Atlee in 1853 was stirring the medical world again by his methods of heroically attacking uterine fibroids with the knife. Dr. Marion Sims (q.v.) (New York Medical Journal, April, 1874) writes: "The name of Atlee stands without a rival in connection with uterine fibroids ... no man has yet dared to imitate him. A generation has passed since he gave to the world his valuable essay on the subject, but it is only within the past five or six years that the profession has come to appreciate the great truths he labored to establish."
The importance of tapping as a means of diagnosing was clearly demonstrated by him and the estimation of the character of the removed fluids. "It is remarkable that with so little leisure he managed to carry on an extensive correspondence; to contribute frequently to medical journals and to write an octavo volume on ovarian tumors and many essays on subjects connected with gynecology."

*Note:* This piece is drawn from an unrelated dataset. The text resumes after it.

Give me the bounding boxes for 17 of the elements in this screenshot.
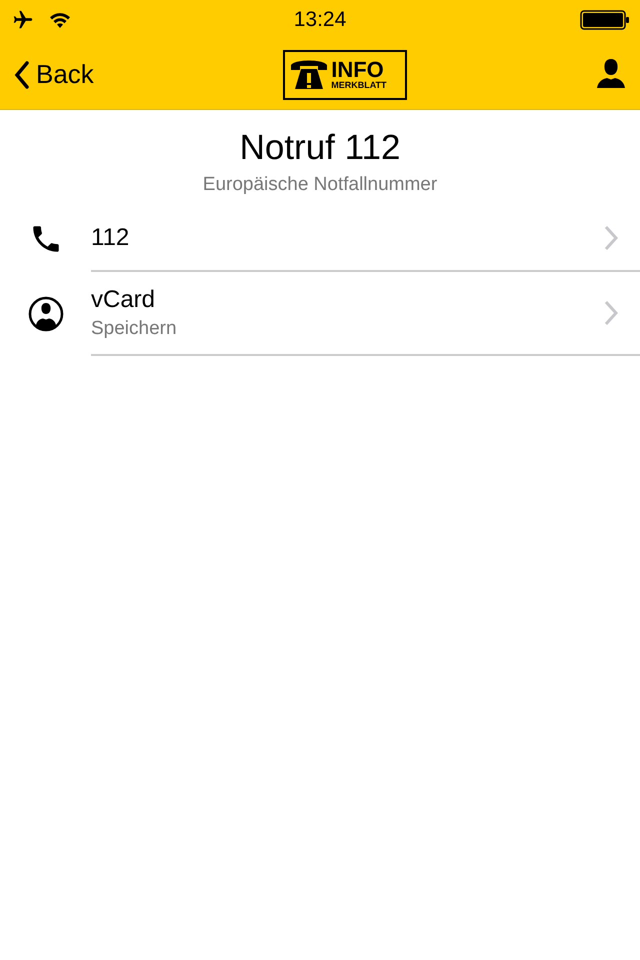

One of the founders of the American Gynecological Society, he also took an active part in the organization of the Philadelphia County Medical Society, the State Medical Society of Pennsylvania and the American Medical Association. Of the two former he was at one time president and of the latter vice-president, and in the last year of his life when very feeble he journeyed to meet the State Society at Pittsburg. When the final journey of all had to be undertaken he showed no fear but rather welcomed the end as a beginning of certain knowledge of things spiritual and physical. The date of his death was September 6, 1878.
His wife preceded him by eight years after a happy family life with their ten children.

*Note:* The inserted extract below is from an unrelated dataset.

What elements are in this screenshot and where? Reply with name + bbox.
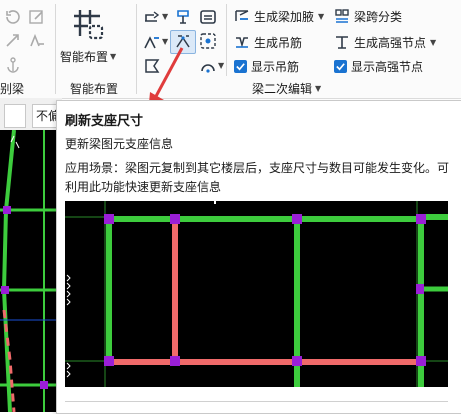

Among his chief writings were numerous scientific articles to the American Journal of Science and Arts, the American Journal of the Medical Sciences, and the Medical and Surgical Reporter; including: "The Surgical Treatment of Certain Fibrous Tumors of the Uterus;" "A Retrospect of the Struggles and Triumphs of Ovariotomy in Philadelphia;" "The Treatment of Fibroid Tumors of the Uterus, 1876;" "Sarcoma of the Ovaries," 1877, and his large work, "General and Differential Diagnosis of Ovarian Tumors with Specific Refence to the Operation of Ovariotomy," Philadelphia, 1872.